The first picture shows the failure of the landing gear of an aircraft due to stress corrosion cracking (SCC), in which the combined effect of corrosion and continuous application of cyclic load led to crack propagation. Such catastrophic events can be avoided by improving corrosion resistance and the hardness of the surface layer of these components. The subsequent figures show the schematic representation of the novel surface treatment method that Solanki’s team has developed and successfully implemented on a model high-strength aluminum alloy (i.e., AA7075) frequently used in aerospace applications. This treatment has induced a gradient nano-grained layer along forming metastable nanoscale phases that have, in combination, contributed toward improved corrosion resistance. More details on the work can be found in the team's recently published manuscript. Illustration by Vikrant Kumar Beura

Eyeing a future of more sustainable metallic materials

Solanki and Beura are confident their research will provide fundamental building blocks for devising new formulas and methods to develop treatments that can be adapted to a broader range of metallic surfaces.

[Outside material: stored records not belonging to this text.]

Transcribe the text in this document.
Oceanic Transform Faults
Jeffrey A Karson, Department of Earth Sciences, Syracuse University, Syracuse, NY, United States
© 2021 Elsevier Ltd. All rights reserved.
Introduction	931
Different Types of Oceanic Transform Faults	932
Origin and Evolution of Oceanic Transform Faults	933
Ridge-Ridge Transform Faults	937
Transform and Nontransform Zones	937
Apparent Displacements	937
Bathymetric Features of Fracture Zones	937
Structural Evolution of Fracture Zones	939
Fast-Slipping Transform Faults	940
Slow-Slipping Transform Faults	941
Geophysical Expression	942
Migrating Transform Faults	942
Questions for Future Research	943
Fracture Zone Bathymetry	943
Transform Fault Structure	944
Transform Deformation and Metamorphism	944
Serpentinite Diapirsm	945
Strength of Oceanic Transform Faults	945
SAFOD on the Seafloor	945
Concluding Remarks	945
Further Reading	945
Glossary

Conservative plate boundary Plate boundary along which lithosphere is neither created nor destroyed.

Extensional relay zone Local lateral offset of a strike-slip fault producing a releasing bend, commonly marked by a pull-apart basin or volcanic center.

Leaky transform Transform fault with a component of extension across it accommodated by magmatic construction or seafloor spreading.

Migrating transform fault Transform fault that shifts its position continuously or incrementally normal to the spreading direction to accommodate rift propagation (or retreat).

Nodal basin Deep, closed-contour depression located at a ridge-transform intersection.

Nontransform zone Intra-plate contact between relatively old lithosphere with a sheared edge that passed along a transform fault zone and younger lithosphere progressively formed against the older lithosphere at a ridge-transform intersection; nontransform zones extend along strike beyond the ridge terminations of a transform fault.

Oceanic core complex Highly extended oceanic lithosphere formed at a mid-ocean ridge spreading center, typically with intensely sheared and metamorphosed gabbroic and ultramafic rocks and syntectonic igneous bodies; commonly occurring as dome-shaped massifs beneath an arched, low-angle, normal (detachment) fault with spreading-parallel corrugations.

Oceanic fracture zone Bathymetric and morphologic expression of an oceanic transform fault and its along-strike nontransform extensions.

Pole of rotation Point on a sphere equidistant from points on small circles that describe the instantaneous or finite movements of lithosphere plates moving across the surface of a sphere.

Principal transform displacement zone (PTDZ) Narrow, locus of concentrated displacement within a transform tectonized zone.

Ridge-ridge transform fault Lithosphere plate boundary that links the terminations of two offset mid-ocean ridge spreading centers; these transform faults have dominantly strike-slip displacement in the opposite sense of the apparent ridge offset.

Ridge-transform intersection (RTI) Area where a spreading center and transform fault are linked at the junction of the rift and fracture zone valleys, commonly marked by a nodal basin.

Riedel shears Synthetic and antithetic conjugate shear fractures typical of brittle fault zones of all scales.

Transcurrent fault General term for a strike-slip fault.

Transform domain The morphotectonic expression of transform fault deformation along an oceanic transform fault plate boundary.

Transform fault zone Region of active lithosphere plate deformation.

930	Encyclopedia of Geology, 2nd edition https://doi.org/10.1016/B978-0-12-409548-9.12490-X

One of the next steps they foresee is investigating the of possibilities of alloys development starting at the atomic structure level, which may reveal other new ways to provide protection against corrosive elements and environments.

Solanki, Beura and others have already begun looking at alloy development at the granular and nanometer scales as a viable method of producing new or improved surface treatments.

“There are different kinds of particles and precipitates that increase corrosion in alloys,” Solanki says. “The question is whether we can change the features of such particles and their corrosive effects by fragmenting them or dissolving them.”

Other scientists and engineers are also exploring the potential of altering the microstructures of various kinds of materials in ways that make them more corrosion resistant.

Beura explains that varying the chemical compositions of surface treatments and how they are applied and distributed on the surfaces could also have an impact on how effectively they can prevent corrosion.

“Instead of heavily concentrating treatment materials across an entire alloy surface, maybe spreading the treatment material out thinly might work better in some cases,” Solanki says.

The researchers also see a particular need for more awareness of corrosion resistance in metal alloys used in construction, especially bridges and in the infrastructure of buildings. They note, for instance, that corrosion in plumbing systems can leak toxic metals like lead and copper into drinking water.

Solanki and Beura are scheduled to present their research findings in March at TMS 2023, the annual meeting and exhibition of The Minerals, Metals & Materials Society in San Diego, California.